The Kurtis Speedster was purchased by Mr. Mattison in the late 1950s. The car was without an engine and had been sitting in an Los Angeles wrecking yard. It would pass through several other owners, eventually becoming just a frame, running gear and body shell. Ownership later passed to Steve Alcala of El Segundo, California. Steve who was a talented craftsman at California Metal Shaping Company used his skills and brought the body back to original condition.
Steve dove headlong into the restoration and was determined to save as much of Frank Kurtis’ handiwork as possible – he even contacted Kurtis for advice on the project. After the bodywork had been painstakingly restored, Mr. Alcala purchased a 270 cubic inch Offy, which was rebuilt under the auspices of Offy guru, Joe Gemsa.

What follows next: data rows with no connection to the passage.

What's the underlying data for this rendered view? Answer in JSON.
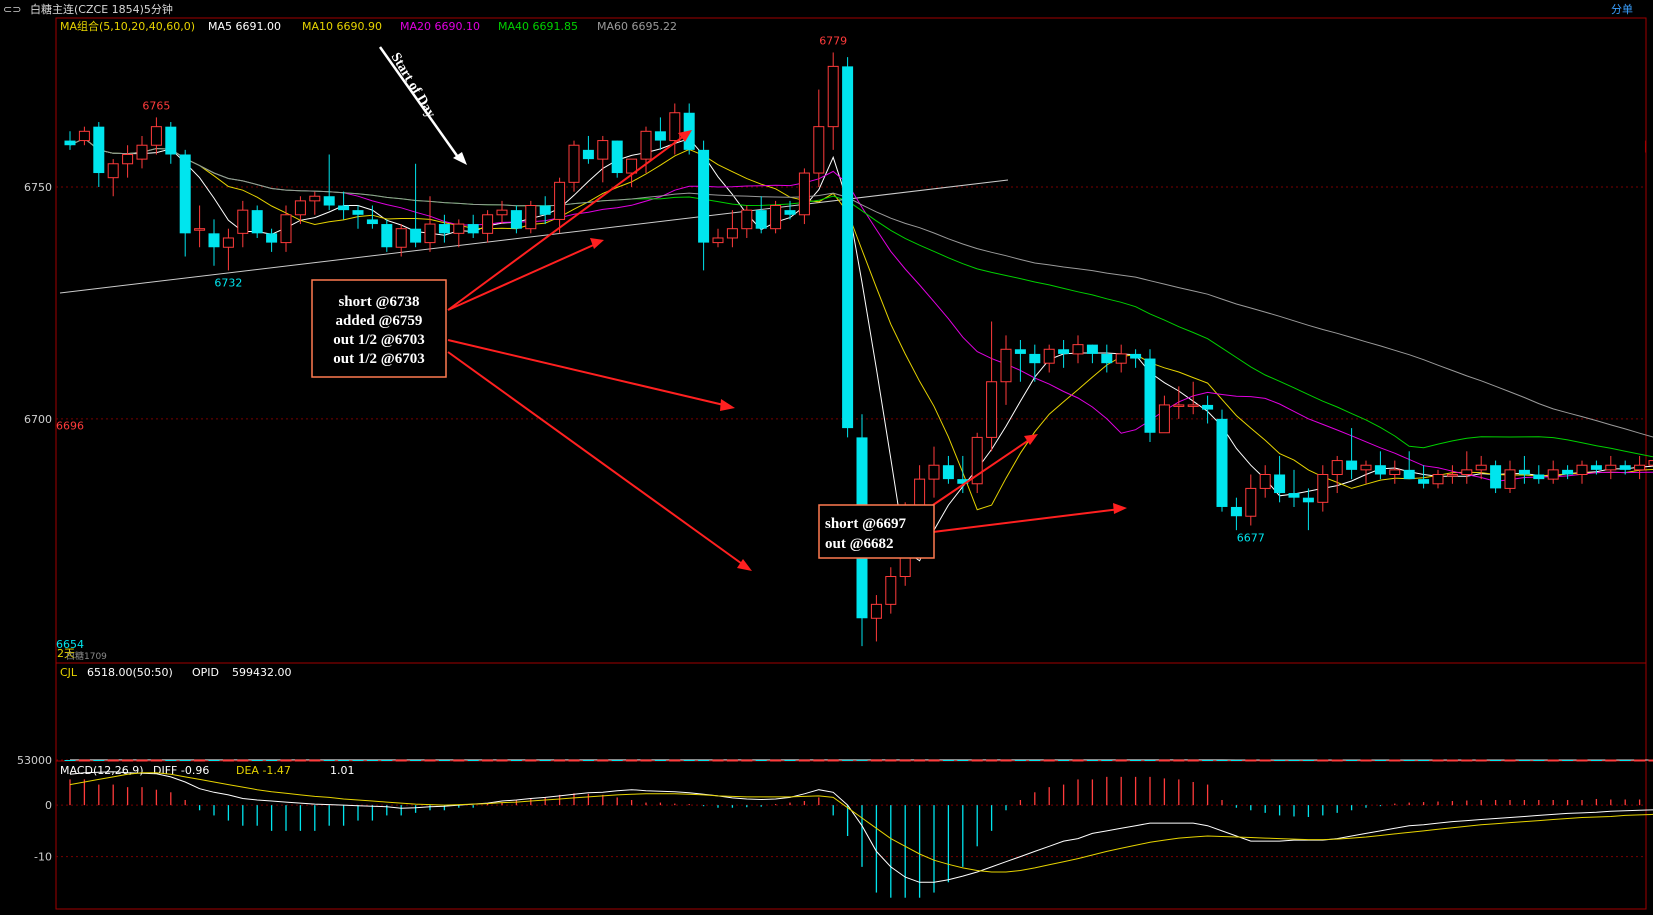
{
  "window": {
    "title": "白糖主连(CZCE 1854)5分钟",
    "corner_label": "分单"
  },
  "colors": {
    "up": "#ff3b3b",
    "down": "#00e5ee",
    "ma5": "#ffffff",
    "ma10": "#e6d300",
    "ma20": "#e000e0",
    "ma40": "#00d000",
    "ma60": "#9a9a9a",
    "annotation_arrow": "#ff2020",
    "grid": "#7a0000"
  },
  "ma_legend": {
    "group": "MA组合(5,10,20,40,60,0)",
    "ma5": "MA5 6691.00",
    "ma10": "MA10 6690.90",
    "ma20": "MA20 6690.10",
    "ma40": "MA40 6691.85",
    "ma60": "MA60 6695.22"
  },
  "volume_legend": {
    "name": "CJL",
    "value": "6518.00(50:50)",
    "opid_label": "OPID",
    "opid_value": "599432.00"
  },
  "macd_legend": {
    "name": "MACD(12,26,9)",
    "diff": "DIFF  -0.96",
    "dea": "DEA  -1.47",
    "macd": "1.01"
  },
  "misc_labels": {
    "contract_switch": "2天",
    "contract_name": "白糖1709"
  },
  "annotations": {
    "start_of_day": "Start of Day",
    "box1_lines": [
      "short   @6738",
      "added @6759",
      "out 1/2 @6703",
      "out 1/2 @6703"
    ],
    "box2_lines": [
      "short @6697",
      "out    @6682"
    ]
  },
  "chart_data": [
    {
      "type": "candlestick",
      "title": "白糖主连(CZCE 1854)5分钟",
      "y_ticks": [
        6750,
        6700
      ],
      "ylim": [
        6648,
        6786
      ],
      "price_labels": [
        {
          "text": "6765",
          "kind": "high"
        },
        {
          "text": "6732",
          "kind": "low"
        },
        {
          "text": "6779",
          "kind": "high"
        },
        {
          "text": "6654",
          "kind": "low"
        },
        {
          "text": "6677",
          "kind": "low"
        },
        {
          "text": "6696",
          "kind": "high"
        }
      ],
      "ohlc": [
        [
          6760,
          6762,
          6758,
          6759
        ],
        [
          6760,
          6763,
          6759,
          6762
        ],
        [
          6763,
          6764,
          6750,
          6753
        ],
        [
          6752,
          6756,
          6748,
          6755
        ],
        [
          6755,
          6759,
          6752,
          6757
        ],
        [
          6756,
          6761,
          6754,
          6759
        ],
        [
          6759,
          6765,
          6757,
          6763
        ],
        [
          6763,
          6764,
          6755,
          6757
        ],
        [
          6757,
          6758,
          6735,
          6740
        ],
        [
          6741,
          6746,
          6737,
          6741
        ],
        [
          6740,
          6743,
          6733,
          6737
        ],
        [
          6737,
          6741,
          6732,
          6739
        ],
        [
          6740,
          6747,
          6737,
          6745
        ],
        [
          6745,
          6746,
          6739,
          6740
        ],
        [
          6740,
          6741,
          6736,
          6738
        ],
        [
          6738,
          6746,
          6736,
          6744
        ],
        [
          6744,
          6748,
          6742,
          6747
        ],
        [
          6747,
          6749,
          6744,
          6748
        ],
        [
          6748,
          6757,
          6745,
          6746
        ],
        [
          6746,
          6749,
          6743,
          6745
        ],
        [
          6745,
          6746,
          6741,
          6744
        ],
        [
          6743,
          6746,
          6741,
          6742
        ],
        [
          6742,
          6743,
          6736,
          6737
        ],
        [
          6737,
          6742,
          6735,
          6741
        ],
        [
          6741,
          6755,
          6737,
          6738
        ],
        [
          6738,
          6748,
          6736,
          6742
        ],
        [
          6742,
          6744,
          6738,
          6740
        ],
        [
          6740,
          6743,
          6737,
          6742
        ],
        [
          6742,
          6744,
          6739,
          6740
        ],
        [
          6740,
          6745,
          6738,
          6744
        ],
        [
          6744,
          6747,
          6742,
          6745
        ],
        [
          6745,
          6746,
          6740,
          6741
        ],
        [
          6741,
          6747,
          6740,
          6746
        ],
        [
          6746,
          6748,
          6742,
          6744
        ],
        [
          6743,
          6752,
          6740,
          6751
        ],
        [
          6751,
          6760,
          6749,
          6759
        ],
        [
          6758,
          6761,
          6755,
          6756
        ],
        [
          6756,
          6761,
          6751,
          6760
        ],
        [
          6760,
          6760,
          6752,
          6753
        ],
        [
          6753,
          6756,
          6750,
          6756
        ],
        [
          6756,
          6763,
          6753,
          6762
        ],
        [
          6762,
          6765,
          6758,
          6760
        ],
        [
          6760,
          6768,
          6757,
          6766
        ],
        [
          6766,
          6768,
          6757,
          6758
        ],
        [
          6758,
          6760,
          6732,
          6738
        ],
        [
          6738,
          6741,
          6737,
          6739
        ],
        [
          6739,
          6745,
          6737,
          6741
        ],
        [
          6741,
          6746,
          6739,
          6745
        ],
        [
          6745,
          6748,
          6740,
          6741
        ],
        [
          6741,
          6747,
          6740,
          6746
        ],
        [
          6745,
          6747,
          6743,
          6744
        ],
        [
          6744,
          6754,
          6742,
          6753
        ],
        [
          6753,
          6771,
          6750,
          6763
        ],
        [
          6763,
          6779,
          6758,
          6776
        ],
        [
          6776,
          6778,
          6696,
          6698
        ],
        [
          6696,
          6701,
          6651,
          6657
        ],
        [
          6657,
          6662,
          6652,
          6660
        ],
        [
          6660,
          6668,
          6658,
          6666
        ],
        [
          6666,
          6682,
          6664,
          6677
        ],
        [
          6677,
          6690,
          6675,
          6687
        ],
        [
          6687,
          6694,
          6683,
          6690
        ],
        [
          6690,
          6692,
          6686,
          6687
        ],
        [
          6687,
          6692,
          6684,
          6686
        ],
        [
          6686,
          6697,
          6684,
          6696
        ],
        [
          6696,
          6721,
          6693,
          6708
        ],
        [
          6708,
          6718,
          6703,
          6715
        ],
        [
          6715,
          6717,
          6708,
          6714
        ],
        [
          6714,
          6716,
          6708,
          6712
        ],
        [
          6712,
          6716,
          6710,
          6715
        ],
        [
          6715,
          6717,
          6711,
          6714
        ],
        [
          6714,
          6718,
          6712,
          6716
        ],
        [
          6716,
          6716,
          6712,
          6714
        ],
        [
          6714,
          6716,
          6710,
          6712
        ],
        [
          6712,
          6716,
          6710,
          6714
        ],
        [
          6714,
          6715,
          6711,
          6713
        ],
        [
          6713,
          6715,
          6695,
          6697
        ],
        [
          6697,
          6705,
          6697,
          6703
        ],
        [
          6703,
          6707,
          6700,
          6703
        ],
        [
          6703,
          6708,
          6701,
          6703
        ],
        [
          6703,
          6705,
          6699,
          6702
        ],
        [
          6700,
          6702,
          6680,
          6681
        ],
        [
          6681,
          6683,
          6676,
          6679
        ],
        [
          6679,
          6688,
          6677,
          6685
        ],
        [
          6685,
          6690,
          6683,
          6688
        ],
        [
          6688,
          6692,
          6682,
          6684
        ],
        [
          6684,
          6689,
          6681,
          6683
        ],
        [
          6683,
          6685,
          6676,
          6682
        ],
        [
          6682,
          6690,
          6680,
          6688
        ],
        [
          6688,
          6692,
          6684,
          6691
        ],
        [
          6691,
          6698,
          6687,
          6689
        ],
        [
          6689,
          6691,
          6686,
          6690
        ],
        [
          6690,
          6693,
          6687,
          6688
        ],
        [
          6688,
          6691,
          6686,
          6689
        ],
        [
          6689,
          6693,
          6687,
          6687
        ],
        [
          6687,
          6690,
          6685,
          6686
        ],
        [
          6686,
          6689,
          6685,
          6688
        ],
        [
          6688,
          6690,
          6686,
          6688
        ],
        [
          6688,
          6693,
          6686,
          6689
        ],
        [
          6689,
          6692,
          6687,
          6690
        ],
        [
          6690,
          6691,
          6684,
          6685
        ],
        [
          6685,
          6691,
          6684,
          6689
        ],
        [
          6689,
          6692,
          6686,
          6688
        ],
        [
          6688,
          6690,
          6686,
          6687
        ],
        [
          6687,
          6691,
          6686,
          6689
        ],
        [
          6689,
          6690,
          6687,
          6688
        ],
        [
          6688,
          6691,
          6686,
          6690
        ],
        [
          6690,
          6691,
          6688,
          6689
        ],
        [
          6689,
          6692,
          6687,
          6690
        ],
        [
          6690,
          6691,
          6688,
          6689
        ],
        [
          6689,
          6692,
          6687,
          6690
        ],
        [
          6690,
          6697,
          6688,
          6691
        ],
        [
          6691,
          6693,
          6685,
          6686
        ]
      ]
    },
    {
      "type": "bar",
      "name": "CJL",
      "y_ticks": [
        53000
      ],
      "ylim": [
        0,
        86000
      ],
      "values": [
        7,
        6,
        9,
        6,
        5,
        7,
        9,
        6,
        16,
        8,
        7,
        6,
        7,
        5,
        6,
        7,
        8,
        6,
        5,
        5,
        6,
        5,
        5,
        6,
        10,
        5,
        5,
        6,
        5,
        6,
        5,
        5,
        7,
        6,
        11,
        8,
        5,
        5,
        5,
        6,
        9,
        8,
        7,
        8,
        20,
        6,
        7,
        7,
        6,
        5,
        5,
        6,
        42,
        58,
        75,
        86,
        55,
        34,
        22,
        20,
        12,
        8,
        6,
        5,
        7,
        20,
        11,
        7,
        8,
        6,
        7,
        6,
        5,
        6,
        5,
        7,
        6,
        5,
        6,
        5,
        5,
        6,
        19,
        14,
        9,
        8,
        7,
        7,
        6,
        6,
        5,
        6,
        5,
        5,
        5,
        5,
        5,
        5,
        5,
        6,
        5,
        5,
        5,
        5,
        5,
        5,
        5,
        5,
        5,
        5,
        5,
        5,
        6,
        5
      ],
      "open_interest_line": [
        79,
        77,
        76,
        76,
        75,
        74,
        74,
        73,
        72,
        71,
        70,
        69,
        68,
        67,
        67,
        66,
        66,
        65,
        64,
        64,
        64,
        64,
        64,
        63,
        63,
        63,
        63,
        63,
        63,
        63,
        63,
        63,
        63,
        63,
        64,
        64,
        65,
        66,
        66,
        67,
        69,
        71,
        72,
        73,
        74,
        72,
        71,
        72,
        73,
        73,
        70,
        65,
        62,
        57,
        57,
        59,
        60,
        61,
        60,
        61,
        62,
        63,
        64,
        64,
        64,
        64,
        64,
        64,
        64,
        64,
        64,
        64,
        64,
        64,
        64,
        64,
        64,
        64,
        64,
        60,
        55,
        41,
        33,
        30,
        28,
        27,
        27,
        26,
        26,
        26,
        26,
        26,
        26,
        26,
        26,
        26,
        26,
        26,
        26,
        26,
        26,
        26,
        26,
        26,
        26,
        26,
        26,
        26,
        26,
        26,
        26,
        26,
        26,
        26,
        26,
        26,
        26
      ]
    },
    {
      "type": "bar",
      "name": "MACD",
      "y_ticks": [
        0,
        -10
      ],
      "ylim": [
        -20,
        8
      ],
      "values": [
        5,
        5,
        4,
        4,
        3.5,
        3.5,
        3,
        2.5,
        1,
        -1,
        -2,
        -3,
        -4,
        -4,
        -5,
        -5,
        -5,
        -5,
        -4,
        -4,
        -3,
        -3,
        -2,
        -2,
        -1.5,
        -1,
        -1,
        -0.5,
        -0.5,
        0.3,
        0.5,
        1,
        1.2,
        1.5,
        2,
        2.3,
        2.2,
        2,
        1.5,
        1,
        0.5,
        0.5,
        0.3,
        0.2,
        -0.2,
        -0.5,
        -0.5,
        -0.4,
        -0.3,
        0.2,
        0.5,
        0.8,
        1.5,
        -2,
        -6,
        -12,
        -17,
        -18,
        -18,
        -18,
        -17,
        -15,
        -12,
        -8,
        -5,
        -1,
        1,
        2.5,
        3.5,
        4,
        5,
        5,
        5.5,
        5.5,
        5.5,
        5.5,
        5.2,
        5,
        4.5,
        4,
        1,
        -0.5,
        -1,
        -1.5,
        -2,
        -2.2,
        -2.3,
        -2,
        -1.5,
        -1,
        -0.5,
        -0.2,
        0.3,
        0.5,
        0.6,
        0.7,
        0.8,
        0.9,
        1,
        1,
        1,
        1,
        1,
        1,
        1,
        1,
        1.2,
        1.1,
        1.1,
        1.1,
        1,
        1,
        1,
        1,
        1,
        1,
        1,
        1
      ],
      "diff": [
        6,
        6.3,
        6.4,
        6.5,
        6.3,
        6.2,
        6.1,
        5.5,
        4.5,
        3.2,
        2.5,
        2,
        1.3,
        1,
        0.8,
        0.6,
        0.4,
        0.2,
        0.1,
        0,
        -0.1,
        -0.2,
        -0.3,
        -0.6,
        -0.5,
        -0.3,
        -0.2,
        0,
        0.2,
        0.4,
        0.8,
        1,
        1.3,
        1.5,
        1.8,
        2.1,
        2.4,
        2.5,
        2.8,
        3,
        2.8,
        2.7,
        2.6,
        2.4,
        2.1,
        1.8,
        1.4,
        1.2,
        1.1,
        1.2,
        1.5,
        2.2,
        3,
        2.5,
        0,
        -4,
        -9,
        -12,
        -14,
        -15,
        -15,
        -14.5,
        -13.8,
        -13,
        -12,
        -11,
        -10,
        -9,
        -8,
        -7,
        -6.5,
        -5.5,
        -5,
        -4.5,
        -4,
        -3.5,
        -3.5,
        -3.5,
        -3.5,
        -4,
        -5,
        -6,
        -7,
        -7,
        -7,
        -6.8,
        -6.8,
        -6.8,
        -6.5,
        -6,
        -5.5,
        -5,
        -4.5,
        -4,
        -3.8,
        -3.5,
        -3.2,
        -3,
        -2.8,
        -2.6,
        -2.4,
        -2.2,
        -2,
        -1.8,
        -1.6,
        -1.5,
        -1.4,
        -1.2,
        -1.1,
        -1,
        -0.9,
        -0.8,
        -0.7,
        -0.6,
        -0.5,
        -0.96
      ],
      "dea": [
        4,
        4.5,
        5,
        5.5,
        6,
        6.3,
        6.3,
        6,
        5.5,
        5,
        4.5,
        4,
        3.5,
        3,
        2.6,
        2.3,
        2,
        1.7,
        1.5,
        1.2,
        1,
        0.8,
        0.6,
        0.4,
        0.2,
        0.1,
        0,
        0.1,
        0.2,
        0.3,
        0.5,
        0.6,
        0.8,
        1,
        1.2,
        1.4,
        1.6,
        1.8,
        2,
        2.1,
        2.2,
        2.2,
        2.2,
        2.1,
        2,
        1.8,
        1.7,
        1.6,
        1.6,
        1.6,
        1.6,
        1.7,
        1.8,
        1.5,
        -0.5,
        -2.5,
        -4.5,
        -6.5,
        -8,
        -9.5,
        -10.7,
        -11.5,
        -12.2,
        -12.7,
        -13,
        -13,
        -12.7,
        -12.2,
        -11.6,
        -11,
        -10.4,
        -9.7,
        -9,
        -8.4,
        -7.8,
        -7.2,
        -6.8,
        -6.4,
        -6.2,
        -6,
        -6.1,
        -6.2,
        -6.3,
        -6.4,
        -6.5,
        -6.6,
        -6.7,
        -6.7,
        -6.6,
        -6.4,
        -6.2,
        -5.9,
        -5.6,
        -5.3,
        -5,
        -4.7,
        -4.4,
        -4.1,
        -3.8,
        -3.6,
        -3.4,
        -3.2,
        -3,
        -2.8,
        -2.6,
        -2.4,
        -2.3,
        -2.2,
        -2,
        -1.9,
        -1.8,
        -1.7,
        -1.6,
        -1.55,
        -1.5,
        -1.47
      ]
    }
  ]
}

Upon competition, the car was debuted at the 22nd Annual Le Cercle Concours d'Elegance in 1989. It later appeared at the 40th Annual Pebble Beach Concours in 1990. Since then it has competed at the Monterey Historics, and won major awards at Amelia Island, Castle Hill and Pebble Beach.
In 2007 the Tommy Lee Special was sold at the Monterey Sports & Classic Car Auction presented by RM Auctions. The estimated value of the car was somewhere between $250,000 - $350,000. The bidding did not reach the estimated value, and the car was sold for $210,000 including buyer's premium.
January 22 - 23, 2010 the Kurtis Tommy Lee Special was sold at the 2010 Gooding & Company Scottsdale Auction. The estimated value of the car was listed as $250,000 - $350,000. The exact estimate that was used when it was sold in 2007. The car sold for $ 285,500.